Gillam, one of Alaska's richest citizens and the owner of a sprawling fishing lodge near the proposed Pebble mine, has been a central figure in the fight against it. The original complaint filed by APOC staff also accused Gillam and his investment firm of violating campaign disclosure laws.

The pilots who flew the candidates worked for McKinley Capital. Gillam had already donated the $500 yearly limit he could legally give to each candidate. RBG's in-kind donation for the campaign trip pushed Gillam beyond that limit, APOC staff alleged. But in September, the commission dismissed Gillam and McKinley from the complaint. The candidates were flown by RBG, not McKinley, and Gillam did not contribute personally to the candidates, the commission decided.

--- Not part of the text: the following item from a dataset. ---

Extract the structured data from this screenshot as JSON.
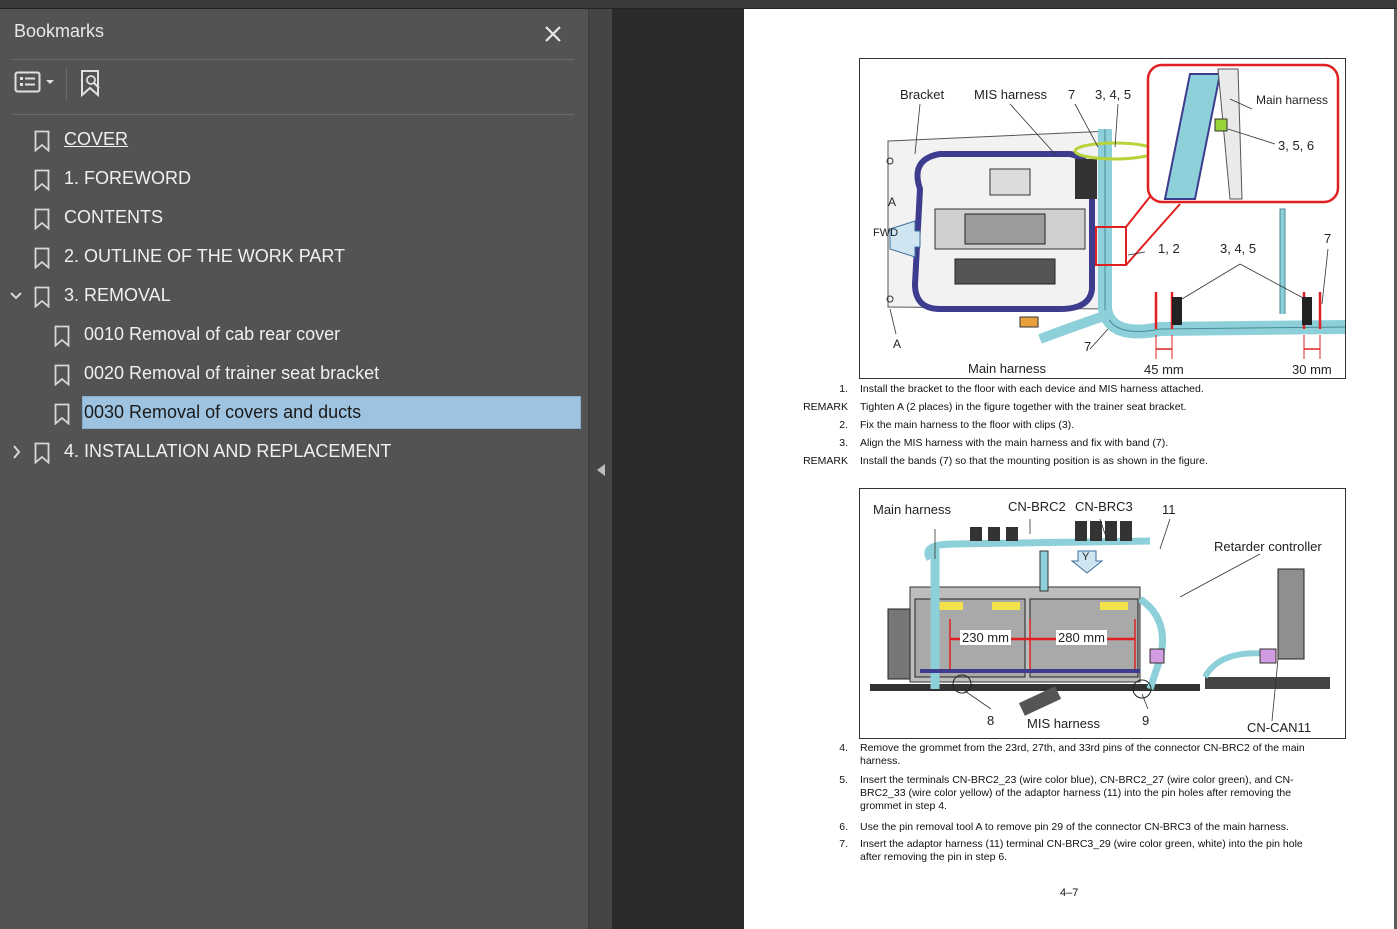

Gillam's been in trouble with APOC before

This isn't Gillam's first dealing with APOC. In spring 2010, Gillam, Alaskans for Clean Water and the Renewable Resources Coalition agreed to pay the commission $100,000 in a settlement related to a citizens' initiative and alleged violations involving an advertising campaign targeting Pebble.

This time, APOC staff recommends a $27,850 fine against RBG Bush Planes, a limited liability company under state law. APOC staff also recommends $1,000 fines for each candidate as well as an APOC training course on campaign disclosure laws.

Kalmakoff and Ravenmoon had promised not to raise more than $5,000 under APOC rules. They each exceeded those limits by accepting in-kind contributions worth thousands of dollars, the complaint argues.

Nana Kalmakoff, a health aide who works at the clinic in the village of Chignik Lake, said she had no comment about the matter.

Ravenmoon, who lives in Pope-Vannoy Landing, an unincorporated community near the east end of Iliamna Lake, said she didn't know she was doing anything wrong.

"I wasn't trying to illegal to do anything illegal. I was just campaigning," she said. She didn't try reaching APOC to determine what she should pay, she said. "I didn't realize that's something I could do."

The five-member, bipartisan APOC commission will make the final call. Its hearing is scheduled to start at 8:30 a.m. Dec. 1 at the Professional Teaching Practices Commission Office at 344 W. Third Ave. in Anchorage.

The hearing was originally scheduled to be heard at APOC's offices in midtown Anchorage, but was moved to accommodate a larger audience, said Dauphinais.